Network Density Analysis

Our post-GWAS analysis method (network density analysis; NDA) reveals new biological features of numerous disease states and traits. It works by examining a coexpression network of transcription start sites (discovered in FANTOM5). We find that transcripts containing GWAS hits for a given trait tend to fall into more dense groupings in the coexpression network than randomly-selected transcripts.

NDA demonstrates that GWAS hits for a given disease tend to be near promoter/enhancer elements with similar expression profiles, which enables us to find more hits, fine map probable causative SNPs, and implicate cell types in pathogenesis. Surprisingly, for some diseases, the underlying variants fall into distinct functional groups, suggesting either dual mechanisms of disease, or distinct disease endotypes.

Network density analysis method for detecting significant coexpression among GWAS hits. (a) A subset of regulatory elements is identified containing disease-associated SNPs. (b) The strength of the links between pairs of these regulatory regions is quantified, first as the Spearman correlation, then as the -log10p-value quantifying the probability, specific to this regulatory region, of a Spearman correlation of at least this strength arising by chance.
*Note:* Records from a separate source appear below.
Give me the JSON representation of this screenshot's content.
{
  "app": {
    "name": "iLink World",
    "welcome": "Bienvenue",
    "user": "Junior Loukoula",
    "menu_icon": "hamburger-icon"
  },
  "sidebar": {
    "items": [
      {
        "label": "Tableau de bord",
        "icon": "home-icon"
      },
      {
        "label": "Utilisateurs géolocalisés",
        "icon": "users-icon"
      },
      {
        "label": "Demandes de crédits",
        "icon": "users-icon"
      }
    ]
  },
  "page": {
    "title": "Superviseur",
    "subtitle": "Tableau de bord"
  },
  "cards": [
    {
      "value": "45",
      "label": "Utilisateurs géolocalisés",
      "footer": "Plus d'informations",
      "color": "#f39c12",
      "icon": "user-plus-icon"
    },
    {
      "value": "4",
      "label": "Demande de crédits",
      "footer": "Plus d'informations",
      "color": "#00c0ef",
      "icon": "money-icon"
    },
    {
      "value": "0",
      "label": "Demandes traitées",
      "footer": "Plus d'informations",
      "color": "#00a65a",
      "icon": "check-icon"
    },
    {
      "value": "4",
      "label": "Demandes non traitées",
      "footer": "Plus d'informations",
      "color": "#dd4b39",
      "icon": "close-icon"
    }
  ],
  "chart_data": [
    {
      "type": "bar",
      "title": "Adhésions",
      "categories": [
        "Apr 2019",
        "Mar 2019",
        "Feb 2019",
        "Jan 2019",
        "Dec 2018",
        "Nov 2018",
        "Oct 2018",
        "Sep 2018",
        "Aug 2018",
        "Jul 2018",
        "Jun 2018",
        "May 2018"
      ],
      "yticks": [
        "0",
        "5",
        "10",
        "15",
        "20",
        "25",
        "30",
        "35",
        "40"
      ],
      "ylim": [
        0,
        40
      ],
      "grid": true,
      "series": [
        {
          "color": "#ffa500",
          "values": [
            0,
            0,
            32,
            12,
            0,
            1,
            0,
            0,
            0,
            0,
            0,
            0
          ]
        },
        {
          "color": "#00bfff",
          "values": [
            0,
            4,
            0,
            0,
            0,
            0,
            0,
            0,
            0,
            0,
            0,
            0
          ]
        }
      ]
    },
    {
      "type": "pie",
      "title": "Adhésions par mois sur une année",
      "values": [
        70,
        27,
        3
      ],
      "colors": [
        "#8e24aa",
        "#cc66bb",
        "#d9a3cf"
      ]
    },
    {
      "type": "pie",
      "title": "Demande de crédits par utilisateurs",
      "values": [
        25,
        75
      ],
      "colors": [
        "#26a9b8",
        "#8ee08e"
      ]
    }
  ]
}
This is determined from the empirical distribution of correlations between this regulatory region and all other regulatory regions in the entire network of all regulatory regions in the genome. (c) The subset of regulatory regions containing disease-associated SNPs form an unexpectedly dense grouping in the network. The NDA score assigned to any one node is the sum of the links it shares with other nodes in the chosen subset. d) NDA scores from the input subset of regulatory elements are compared with NDA scores from permuted subsets of regulatory elements in order to quantify the false discovery rate (FDR).